The expiration of the Affordable Care Act’s (ACA) enhanced premium tax credits (ePTCs) will have its greatest impact in rural America, where a higher share of the population depends on the ACA for health coverage, and healthcare costs are already higher.
Older, self-employed, rural enrollees–many of whom were farmers or ranchers or otherwise engaged in agriculture–benefited greatly from the ePTCs, particularly the elimination of the "subsidy cliff." By extending tax credits above the 400% federal poverty level (FPL) income cut off, coverage became affordable for many older enrollees in high-cost rural states.

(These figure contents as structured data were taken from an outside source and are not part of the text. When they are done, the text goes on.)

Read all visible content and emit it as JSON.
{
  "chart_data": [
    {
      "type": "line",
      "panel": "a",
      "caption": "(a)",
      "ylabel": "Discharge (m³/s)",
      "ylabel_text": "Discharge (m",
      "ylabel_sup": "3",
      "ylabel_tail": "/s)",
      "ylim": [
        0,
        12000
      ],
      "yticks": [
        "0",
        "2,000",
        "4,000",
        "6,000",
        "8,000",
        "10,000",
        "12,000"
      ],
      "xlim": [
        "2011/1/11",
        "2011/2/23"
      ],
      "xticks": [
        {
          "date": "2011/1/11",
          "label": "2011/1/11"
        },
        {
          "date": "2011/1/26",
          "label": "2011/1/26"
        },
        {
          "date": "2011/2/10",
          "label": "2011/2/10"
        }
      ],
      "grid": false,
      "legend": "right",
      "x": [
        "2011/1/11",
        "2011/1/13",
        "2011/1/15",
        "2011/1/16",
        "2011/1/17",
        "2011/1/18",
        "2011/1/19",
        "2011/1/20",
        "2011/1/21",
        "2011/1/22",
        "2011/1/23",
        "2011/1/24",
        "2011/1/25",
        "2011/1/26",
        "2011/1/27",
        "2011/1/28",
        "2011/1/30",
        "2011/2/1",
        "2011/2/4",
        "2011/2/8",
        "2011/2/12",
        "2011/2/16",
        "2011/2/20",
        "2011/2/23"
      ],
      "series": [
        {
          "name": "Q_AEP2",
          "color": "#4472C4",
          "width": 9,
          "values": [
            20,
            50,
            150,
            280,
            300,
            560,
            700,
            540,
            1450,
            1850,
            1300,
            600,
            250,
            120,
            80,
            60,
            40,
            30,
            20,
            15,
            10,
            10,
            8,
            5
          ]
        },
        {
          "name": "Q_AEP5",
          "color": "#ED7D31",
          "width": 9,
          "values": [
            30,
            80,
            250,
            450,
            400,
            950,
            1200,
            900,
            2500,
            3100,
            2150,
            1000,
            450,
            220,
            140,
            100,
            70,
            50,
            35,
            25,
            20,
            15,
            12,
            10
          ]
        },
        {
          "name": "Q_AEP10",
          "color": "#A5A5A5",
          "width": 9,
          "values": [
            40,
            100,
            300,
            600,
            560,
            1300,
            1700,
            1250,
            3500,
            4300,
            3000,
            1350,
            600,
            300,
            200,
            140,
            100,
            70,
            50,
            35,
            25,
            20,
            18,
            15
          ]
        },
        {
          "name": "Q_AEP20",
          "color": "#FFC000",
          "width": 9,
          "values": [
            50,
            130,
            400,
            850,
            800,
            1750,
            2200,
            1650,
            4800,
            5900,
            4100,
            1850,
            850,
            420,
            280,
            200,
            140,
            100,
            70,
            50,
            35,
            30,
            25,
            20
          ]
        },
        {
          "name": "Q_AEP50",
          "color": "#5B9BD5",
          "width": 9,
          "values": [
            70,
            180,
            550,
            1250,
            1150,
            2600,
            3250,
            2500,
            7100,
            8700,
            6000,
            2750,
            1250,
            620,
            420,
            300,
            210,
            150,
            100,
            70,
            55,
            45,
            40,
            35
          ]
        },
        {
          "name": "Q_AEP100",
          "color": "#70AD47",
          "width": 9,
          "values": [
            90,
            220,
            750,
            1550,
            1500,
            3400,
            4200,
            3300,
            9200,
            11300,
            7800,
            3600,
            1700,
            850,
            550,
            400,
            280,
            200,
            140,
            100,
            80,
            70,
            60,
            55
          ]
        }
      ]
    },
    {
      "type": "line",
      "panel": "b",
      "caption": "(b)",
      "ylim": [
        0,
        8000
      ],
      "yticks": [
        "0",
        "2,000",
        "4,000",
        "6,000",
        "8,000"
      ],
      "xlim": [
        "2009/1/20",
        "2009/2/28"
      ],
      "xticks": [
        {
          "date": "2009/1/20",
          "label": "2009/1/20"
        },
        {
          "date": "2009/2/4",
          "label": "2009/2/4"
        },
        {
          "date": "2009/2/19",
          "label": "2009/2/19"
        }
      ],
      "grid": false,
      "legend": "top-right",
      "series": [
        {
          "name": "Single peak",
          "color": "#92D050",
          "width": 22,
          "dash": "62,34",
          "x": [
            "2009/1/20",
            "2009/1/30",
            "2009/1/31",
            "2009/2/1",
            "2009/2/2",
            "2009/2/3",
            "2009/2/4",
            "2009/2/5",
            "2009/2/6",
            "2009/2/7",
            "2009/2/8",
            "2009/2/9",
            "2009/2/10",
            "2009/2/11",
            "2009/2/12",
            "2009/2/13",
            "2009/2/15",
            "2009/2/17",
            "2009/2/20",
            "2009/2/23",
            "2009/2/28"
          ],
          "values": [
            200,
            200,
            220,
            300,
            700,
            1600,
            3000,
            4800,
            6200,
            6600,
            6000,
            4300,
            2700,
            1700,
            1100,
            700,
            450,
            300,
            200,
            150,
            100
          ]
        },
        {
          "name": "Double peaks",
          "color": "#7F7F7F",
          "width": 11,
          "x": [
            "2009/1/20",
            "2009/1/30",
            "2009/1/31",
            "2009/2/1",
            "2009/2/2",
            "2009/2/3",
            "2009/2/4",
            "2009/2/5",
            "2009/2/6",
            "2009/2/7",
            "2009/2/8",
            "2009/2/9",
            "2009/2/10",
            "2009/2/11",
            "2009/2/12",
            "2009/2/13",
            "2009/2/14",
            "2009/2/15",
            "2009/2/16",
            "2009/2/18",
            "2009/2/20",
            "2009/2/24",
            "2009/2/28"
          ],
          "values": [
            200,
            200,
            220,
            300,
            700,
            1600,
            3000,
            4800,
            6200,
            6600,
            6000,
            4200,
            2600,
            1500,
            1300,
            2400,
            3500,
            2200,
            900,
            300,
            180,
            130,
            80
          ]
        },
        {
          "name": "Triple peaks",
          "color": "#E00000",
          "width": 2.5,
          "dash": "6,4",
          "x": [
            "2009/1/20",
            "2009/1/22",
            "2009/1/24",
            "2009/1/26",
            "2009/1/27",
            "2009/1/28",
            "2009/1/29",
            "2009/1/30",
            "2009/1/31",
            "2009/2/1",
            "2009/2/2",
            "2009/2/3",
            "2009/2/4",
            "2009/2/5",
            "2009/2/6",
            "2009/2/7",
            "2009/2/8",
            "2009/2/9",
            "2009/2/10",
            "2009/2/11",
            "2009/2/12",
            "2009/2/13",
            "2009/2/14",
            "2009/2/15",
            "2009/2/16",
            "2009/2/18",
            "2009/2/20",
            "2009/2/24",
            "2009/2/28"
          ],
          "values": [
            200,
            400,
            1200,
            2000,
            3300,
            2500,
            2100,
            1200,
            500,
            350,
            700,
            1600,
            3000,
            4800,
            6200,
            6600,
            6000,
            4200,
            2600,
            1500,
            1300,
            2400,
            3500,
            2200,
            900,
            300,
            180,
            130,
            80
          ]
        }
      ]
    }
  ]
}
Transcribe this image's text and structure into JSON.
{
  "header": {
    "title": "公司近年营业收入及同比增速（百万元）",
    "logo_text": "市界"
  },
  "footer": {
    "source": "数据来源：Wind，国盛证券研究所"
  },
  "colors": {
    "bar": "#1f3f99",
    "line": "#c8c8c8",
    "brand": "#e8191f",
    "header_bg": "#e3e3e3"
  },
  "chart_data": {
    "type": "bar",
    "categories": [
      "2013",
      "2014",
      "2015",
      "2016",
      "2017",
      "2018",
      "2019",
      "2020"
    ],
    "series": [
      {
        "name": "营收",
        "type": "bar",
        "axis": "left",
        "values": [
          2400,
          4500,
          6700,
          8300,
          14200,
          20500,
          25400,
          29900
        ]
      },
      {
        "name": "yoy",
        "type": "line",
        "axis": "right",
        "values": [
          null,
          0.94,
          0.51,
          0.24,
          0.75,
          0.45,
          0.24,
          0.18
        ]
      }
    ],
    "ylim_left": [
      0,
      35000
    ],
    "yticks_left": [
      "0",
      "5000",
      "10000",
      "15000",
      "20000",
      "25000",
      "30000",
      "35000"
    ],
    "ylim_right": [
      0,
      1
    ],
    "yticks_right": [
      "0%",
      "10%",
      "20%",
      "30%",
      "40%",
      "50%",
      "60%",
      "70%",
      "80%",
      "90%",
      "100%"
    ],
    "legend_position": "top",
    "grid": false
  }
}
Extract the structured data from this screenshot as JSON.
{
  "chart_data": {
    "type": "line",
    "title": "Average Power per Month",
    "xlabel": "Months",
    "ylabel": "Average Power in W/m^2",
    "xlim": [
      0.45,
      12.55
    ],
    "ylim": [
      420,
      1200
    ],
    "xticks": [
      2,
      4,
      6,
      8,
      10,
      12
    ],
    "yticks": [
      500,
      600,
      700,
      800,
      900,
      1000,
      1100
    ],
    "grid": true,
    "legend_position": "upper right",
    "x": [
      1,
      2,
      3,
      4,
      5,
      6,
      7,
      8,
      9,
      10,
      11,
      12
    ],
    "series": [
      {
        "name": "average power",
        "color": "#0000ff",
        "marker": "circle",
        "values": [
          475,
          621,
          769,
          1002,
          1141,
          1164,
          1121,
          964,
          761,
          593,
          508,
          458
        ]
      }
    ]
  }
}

This increased affordability is quickly coming to end as there is no plan to extend the ePTCs past the end of this year. When rural residents go to the marketplace to re-enroll in coverage for 2026, they will be confronted with eye-popping increases in premiums, particularly if they happen to be older and on the other side of the subsidy cliff. Enrollees over 400% FPL will lose their entire tax credit and be asked to pay the full price of their health insurance, which will sometimes cost close to 20% of their income, just for the premiums.
Last year we provided an overview of how important the ACA marketplace is to people in leading farm states. Here we update some of those statistics and share an interactive map that shows small area data on tax credit loss in rural and urban areas.
In 2025, 1.2 million residents in these 10 states chose a marketplace plan, and 92% of enrollees used a tax credit. The average tax credit was $565, reducing the average monthly premium to $92.